El Capitan is 8,500 feet in elevation. The distance to climb is 2,000 to 3,500 feet. At Rainier you start at 9,500 feet in the parking lot and can climb to 14,100 feet. It is less vertical than El Capitan, but offers more terrain to journey.
Glidden said four people with a disability have attempted to summit Rainier, but none have made it to the top.
He will pull himself up on ropes, and as a Maine adaptive athlete since age 13, will ski down.
He saw Rainier in a trip he made alone around the country, visiting sites such as the Grand Canyon National Park in Arizona, Yosemite National Park in California, and Glacier National Park in Montana. He gave inspirational talks at several stops to help pay for the trip.
Glidden’s childhood friend, Nick Hall, died on Rainier 11 years ago. He was a Rainier rescue ranger, “doing a rescue, (he) reached for the helicopter, missed and fell. It took a week to get him off the mountain because of weather. That was what inspired me to get into rock climbing, to see all these places that he got to see through adventuring and climbing … I decided I wanted to see all the (same) places.”
Glidden grew up in Patten, four hours north of Bethel and 40 miles south of Canada. He was born with spina bifida which left him paralyzed from the waist down. On the El Capitan video on his website he says, “I spent three months in the hospital waiting to die. Then I didn’t.”

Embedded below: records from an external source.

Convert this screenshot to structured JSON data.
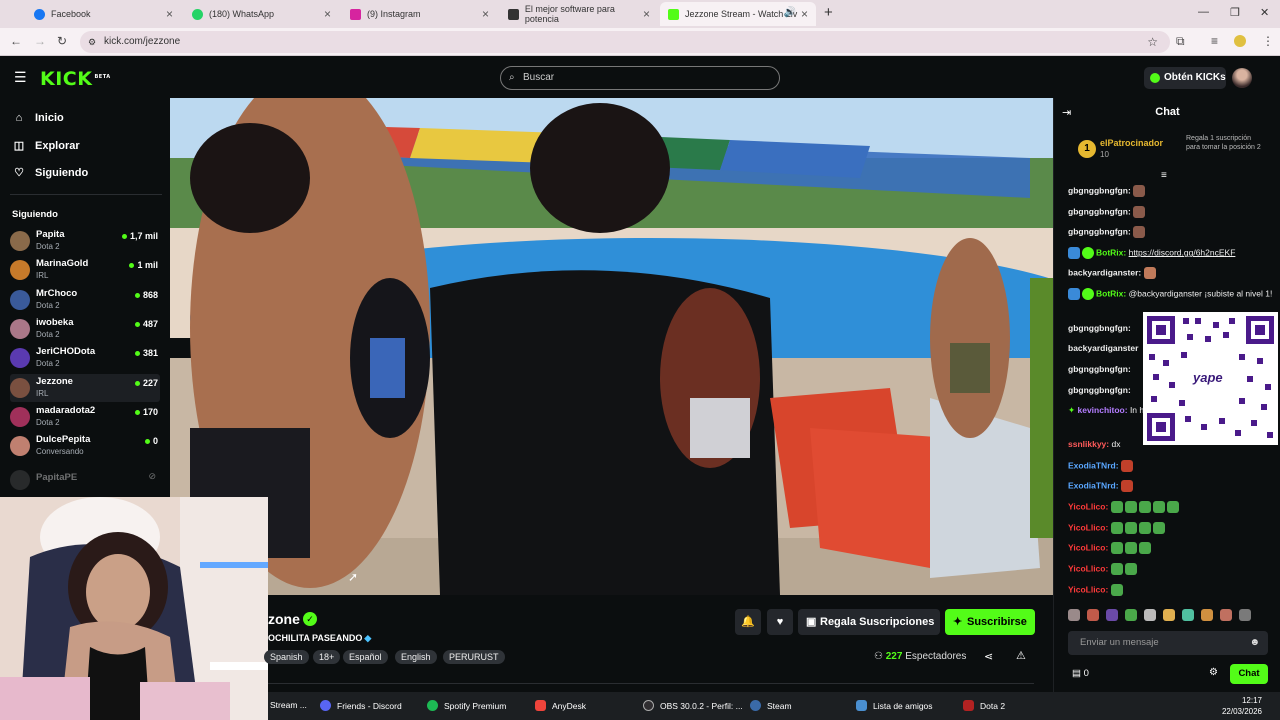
{
  "browser": {
    "tabs": [
      {
        "label": "Facebook",
        "color": "#1877f2"
      },
      {
        "label": "(180) WhatsApp",
        "color": "#25d366"
      },
      {
        "label": "(9) Instagram",
        "color": "#d6249f"
      },
      {
        "label": "El mejor software para potencia",
        "color": "#333333"
      },
      {
        "label": "Jezzone Stream - Watch Liv",
        "color": "#53fc18"
      }
    ],
    "url": "kick.com/jezzone"
  },
  "header": {
    "logo": "KICK",
    "logo_badge": "BETA",
    "search_placeholder": "Buscar",
    "get_kicks": "Obtén KICKs"
  },
  "sidebar": {
    "nav": [
      {
        "label": "Inicio",
        "icon": "home-icon"
      },
      {
        "label": "Explorar",
        "icon": "compass-icon"
      },
      {
        "label": "Siguiendo",
        "icon": "heart-icon"
      }
    ],
    "following_title": "Siguiendo",
    "following": [
      {
        "name": "Papita",
        "category": "Dota 2",
        "viewers": "1,7 mil",
        "color": "#8a6a4a"
      },
      {
        "name": "MarinaGold",
        "category": "IRL",
        "viewers": "1 mil",
        "color": "#c77a2a"
      },
      {
        "name": "MrChoco",
        "category": "Dota 2",
        "viewers": "868",
        "color": "#3a5a9a"
      },
      {
        "name": "iwobeka",
        "category": "Dota 2",
        "viewers": "487",
        "color": "#aa7788"
      },
      {
        "name": "JeriCHODota",
        "category": "Dota 2",
        "viewers": "381",
        "color": "#5a3ab0"
      },
      {
        "name": "Jezzone",
        "category": "IRL",
        "viewers": "227",
        "color": "#7a5040"
      },
      {
        "name": "madaradota2",
        "category": "Dota 2",
        "viewers": "170",
        "color": "#a0305a"
      },
      {
        "name": "DulcePepita",
        "category": "Conversando",
        "viewers": "0",
        "color": "#c08070"
      },
      {
        "name": "PapitaPE",
        "category": "",
        "viewers": "",
        "color": "#555555"
      }
    ]
  },
  "stream": {
    "name": "zone",
    "subtitle": "OCHILITA PASEANDO",
    "tags": [
      "Spanish",
      "18+",
      "Español",
      "English",
      "PERURUST"
    ],
    "gift_label": "Regala Suscripciones",
    "subscribe_label": "Suscribirse",
    "viewers_count": "227",
    "viewers_label": "Espectadores"
  },
  "chat": {
    "title": "Chat",
    "pinned": {
      "rank": "1",
      "user": "elPatrocinador",
      "count": "10",
      "note": "Regala 1 suscripción para tomar la posición 2"
    },
    "messages": [
      {
        "user": "gbgnggbngfgn:",
        "text": "",
        "color": "#ffffff"
      },
      {
        "user": "gbgnggbngfgn:",
        "text": "",
        "color": "#ffffff"
      },
      {
        "user": "gbgnggbngfgn:",
        "text": "",
        "color": "#ffffff"
      },
      {
        "user": "BotRix:",
        "text": "https://discord.gg/6h2ncEKF",
        "color": "#53fc18"
      },
      {
        "user": "backyardiganster:",
        "text": "",
        "color": "#ffffff"
      },
      {
        "user": "BotRix:",
        "text": "@backyardiganster ¡subiste al nivel 1!",
        "color": "#53fc18"
      },
      {
        "user": "gbgnggbngfgn:",
        "text": "",
        "color": "#ffffff"
      },
      {
        "user": "backyardiganster",
        "text": "",
        "color": "#ffffff"
      },
      {
        "user": "gbgnggbngfgn:",
        "text": "",
        "color": "#ffffff"
      },
      {
        "user": "gbgnggbngfgn:",
        "text": "",
        "color": "#ffffff"
      },
      {
        "user": "kevinchitoo:",
        "text": "In hambre come nom",
        "color": "#b37dff"
      },
      {
        "user": "ssnlikkyy:",
        "text": "dx",
        "color": "#ff5a5a"
      },
      {
        "user": "ExodiaTNrd:",
        "text": "",
        "color": "#5aa7ff"
      },
      {
        "user": "ExodiaTNrd:",
        "text": "",
        "color": "#5aa7ff"
      },
      {
        "user": "YicoLlico:",
        "text": "",
        "color": "#ff3a3a"
      },
      {
        "user": "YicoLlico:",
        "text": "",
        "color": "#ff3a3a"
      },
      {
        "user": "YicoLlico:",
        "text": "",
        "color": "#ff3a3a"
      },
      {
        "user": "YicoLlico:",
        "text": "",
        "color": "#ff3a3a"
      },
      {
        "user": "YicoLlico:",
        "text": "",
        "color": "#ff3a3a"
      }
    ],
    "qr_brand": "yape",
    "input_placeholder": "Enviar un mensaje",
    "kicks_balance": "0",
    "send_label": "Chat"
  },
  "taskbar": {
    "apps": [
      {
        "label": "Stream ...",
        "color": "#53fc18"
      },
      {
        "label": "Friends - Discord",
        "color": "#5865f2"
      },
      {
        "label": "Spotify Premium",
        "color": "#1db954"
      },
      {
        "label": "AnyDesk",
        "color": "#ef443b"
      },
      {
        "label": "OBS 30.0.2 - Perfil: ...",
        "color": "#302e31"
      },
      {
        "label": "Steam",
        "color": "#1b2838"
      },
      {
        "label": "Lista de amigos",
        "color": "#4a8fd0"
      },
      {
        "label": "Dota 2",
        "color": "#b22222"
      }
    ],
    "time": "12:17",
    "date": "22/03/2026"
  }
}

One challenge for Glidden, who now lives in Albany with his girlfriend, is raising money for the trip. “As an adaptive athlete you have to have more support,” he said. The $30,000 he needs includes the guide service (four people) which costs about $15,000. Other expenses are for food, flights, hotel and van rental.
Rating trails
Glidden works as a reviewer rating trails for the Maine Trail Finder website. “Enock’s Adventures” initially was for people with disabilities similar to Glidden’s, but he is now expanding the scope to include others that are cognitively or visually impaired.

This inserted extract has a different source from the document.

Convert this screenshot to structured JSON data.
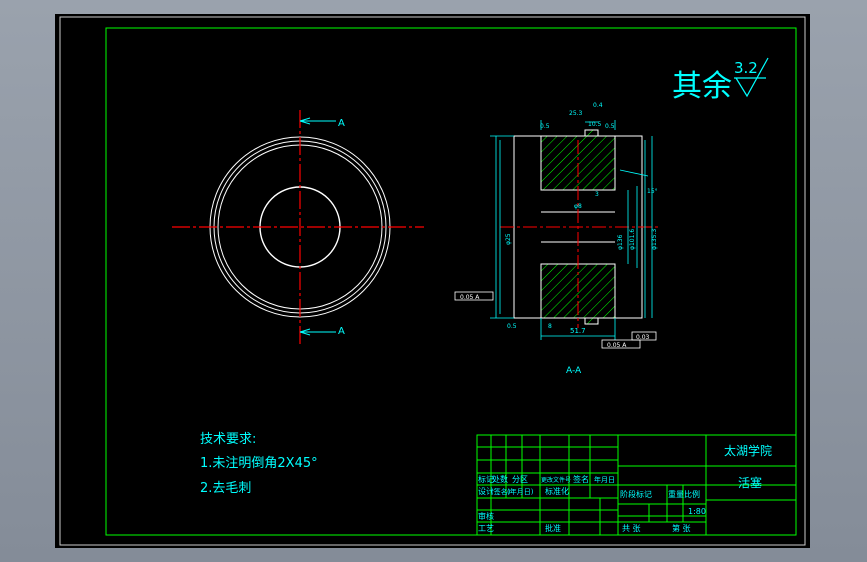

Before he heads out for a hike, Glidden looks carefully at the trail description. Sometimes the online description is not accurate.
He drove to Eliot recently where the trail description was, “flat and easy.” When he arrived, there were stairs.

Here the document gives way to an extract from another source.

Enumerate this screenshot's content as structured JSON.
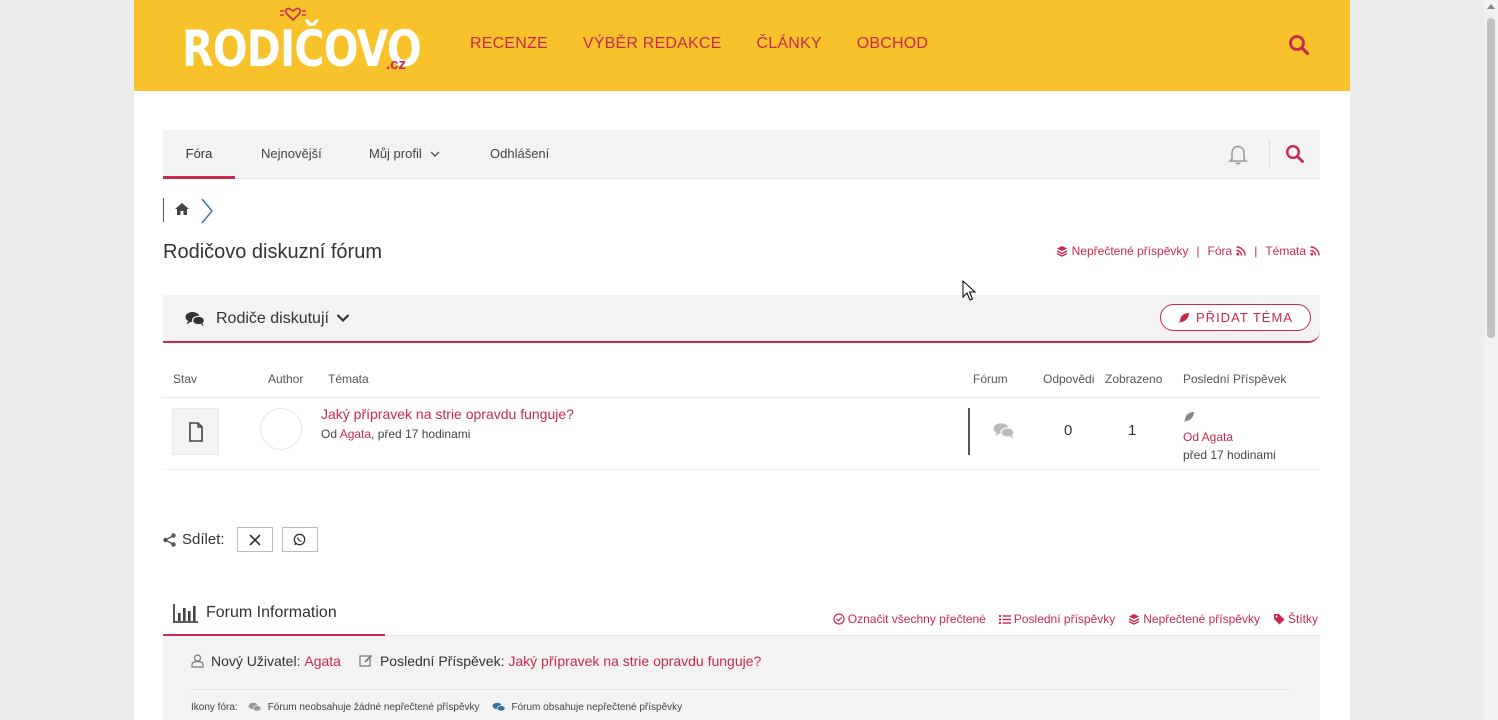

He said he always plans backup hikes. In this case, though, it was a wasted trip because the two backups were poorly identified as well. On Boardwalk Trail, the bog bridge from the boardwalk was only about a foot wide so he had to turn around. At Vaughan Woods State Park in South Berwick, all the trails started with a very steep hill. “I did do one, but it took me a long time to get out,” he said.
“That’s nature, nature is not accessible all the time,” he said, unruffled.
For his own reviews he looks at everything, starting with the parking lot: Is the grade rough or smooth? Is there a portable toilet or other accessible bathroom? Is there a gate that blocks the trail entrance?
National park mix is the crushed stone that he finds to be the absolute best for pathways. He checks along those pathways: Are there rocks or roots? Are the inclines too steep for wheelchairs? Is the width at least 3 feet? Are there rest stops? He notes that handcycles are 36 inches wide.
Around the Bethel area, he likes Valentine Farm and Swift River Trail in Rumford, a paved path about a half-mile long beside the river.
However, he said, the best and most accessible trails in Maine are along the coast.
Glidden is working with the Woodstock Conservation Commission on new trails at Buck’s Ledge. He said the road they are building to the top is unique. The trail that goes around the parking area and through the woods will come back to the road.
“It’s beautiful,” he said. “It is going to be the nicest spot around.”
The rush
Glidden was a wheelchair racer in high school until his racing chair was “crushed by the wood pile,” but not before he competed in the Maine Marathon three times. He remembers that Joan Benoit, running a half-marathon, passed him, but with encouraging words.
He said there have been times when he so strongly felt the pull to finish, that he has gotten out of his wheelchair and crawled up the hill while pulling it behind him.
The sense of accomplishment and “the rush” from hiking, but also from skydiving, hang gliding and flying airplanes, is what drives him. “I like the adrenaline. Being above the ground. It’s you and the rock. There is nobody helping you. It is accomplishing something you (alone) did.”